The fate of the deal hangs in the balance this week when Brazilian President Luiz Inacio Lula da Silva hosts a summit of the Mercosur regional bloc.

The presidents of the Mercosur countries, Brazil, Argentina, Paraguay and Uruguay, will gather on Thursday in Rio de Janeiro, with the clock ticking down on promises from both sides to finalize a trade deal between the bloc and the European Union by the end of the year.

If the deal "is implemented as it is, exports would have to be restricted. It is a bad agreement," the foreign minister said.

"Along with the other Mercosur partners, we have proposed an additional agreement, where not only environmental commitments are discussed, but also elements that will not be so harmful to the agricultural industry and its exports," he said.

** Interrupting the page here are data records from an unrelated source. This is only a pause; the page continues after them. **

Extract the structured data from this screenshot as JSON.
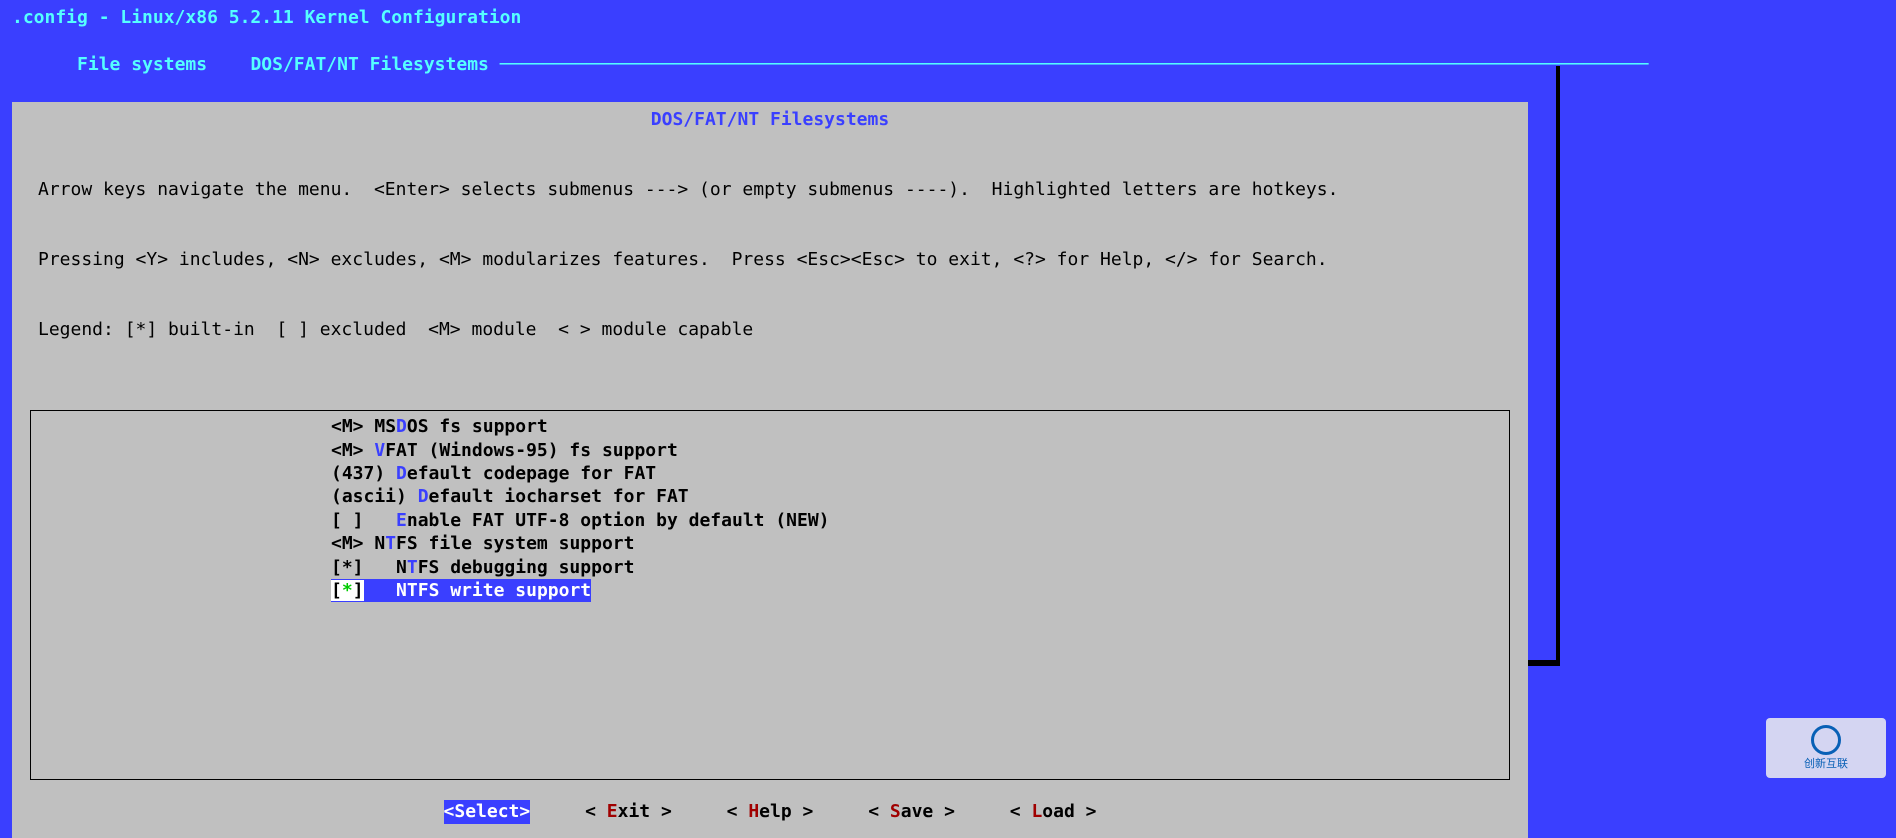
{
  "title": ".config - Linux/x86 5.2.11 Kernel Configuration",
  "breadcrumb": [
    "File systems",
    "DOS/FAT/NT Filesystems"
  ],
  "panel_title": "DOS/FAT/NT Filesystems",
  "help_lines": [
    "Arrow keys navigate the menu.  <Enter> selects submenus ---> (or empty submenus ----).  Highlighted letters are hotkeys.",
    "Pressing <Y> includes, <N> excludes, <M> modularizes features.  Press <Esc><Esc> to exit, <?> for Help, </> for Search.",
    "Legend: [*] built-in  [ ] excluded  <M> module  < > module capable"
  ],
  "menu": [
    {
      "prefix": "<M> ",
      "pre": "MS",
      "hotkey": "D",
      "post": "OS fs support",
      "selected": false
    },
    {
      "prefix": "<M> ",
      "pre": "",
      "hotkey": "V",
      "post": "FAT (Windows-95) fs support",
      "selected": false
    },
    {
      "prefix": "(437) ",
      "pre": "",
      "hotkey": "D",
      "post": "efault codepage for FAT",
      "selected": false
    },
    {
      "prefix": "(ascii) ",
      "pre": "",
      "hotkey": "D",
      "post": "efault iocharset for FAT",
      "selected": false
    },
    {
      "prefix": "[ ]   ",
      "pre": "",
      "hotkey": "E",
      "post": "nable FAT UTF-8 option by default (NEW)",
      "selected": false
    },
    {
      "prefix": "<M> ",
      "pre": "N",
      "hotkey": "T",
      "post": "FS file system support",
      "selected": false
    },
    {
      "prefix": "[*]   ",
      "pre": "N",
      "hotkey": "T",
      "post": "FS debugging support",
      "selected": false
    },
    {
      "prefix_sel": "[*]   ",
      "pre": "N",
      "hotkey": "T",
      "post": "FS write support",
      "selected": true
    }
  ],
  "buttons": [
    {
      "pre": "<",
      "hk": "S",
      "post": "elect>",
      "selected": true
    },
    {
      "pre": "< ",
      "hk": "E",
      "post": "xit >",
      "selected": false
    },
    {
      "pre": "< ",
      "hk": "H",
      "post": "elp >",
      "selected": false
    },
    {
      "pre": "< ",
      "hk": "S",
      "post": "ave >",
      "selected": false
    },
    {
      "pre": "< ",
      "hk": "L",
      "post": "oad >",
      "selected": false
    }
  ],
  "watermark": "创新互联"
}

Cafiero called for heeding the potential impact of the agreement on employment and investments.

In 2019, Mercosur and the European Union reached a comprehensive trade agreement, which is still pending after Mercosur rejected environmental clauses that the EU attached to the trade deal earlier this year.

The meeting was originally supposed to seal a final version of the deal, which has been more than two decades in the making and would create the world's biggest free trade zone.

But last-minute bickering has erupted in recent days, with public criticism of the proposed deal from France and Argentina.

French President Emmanuel Macron, who met Lula on Saturday on the sidelines of the COP28 UN climate talks in Dubai, voiced his opposition to the deal, sharply criticizing supposed environmental shortfalls.

Agricultural powerhouse Brazil, the world's top exporter of beef and soy, notably faces accusations of tearing down the Amazon rainforest to make way for farming.

That chilled ties with Europe under former president Jair Bolsonaro, who presided over a surge in deforestation.

It is an image that Lula is fighting. Since he took office for a third term in January, his government has halved deforestation in the Brazilian Amazon from last year.

But Macron said the EU-Mercosur deal is "completely contradictory" with the anti-deforestation drive.

"It's a patchwork deal (that) …doesn't take biodiversity or the climate into account," he said.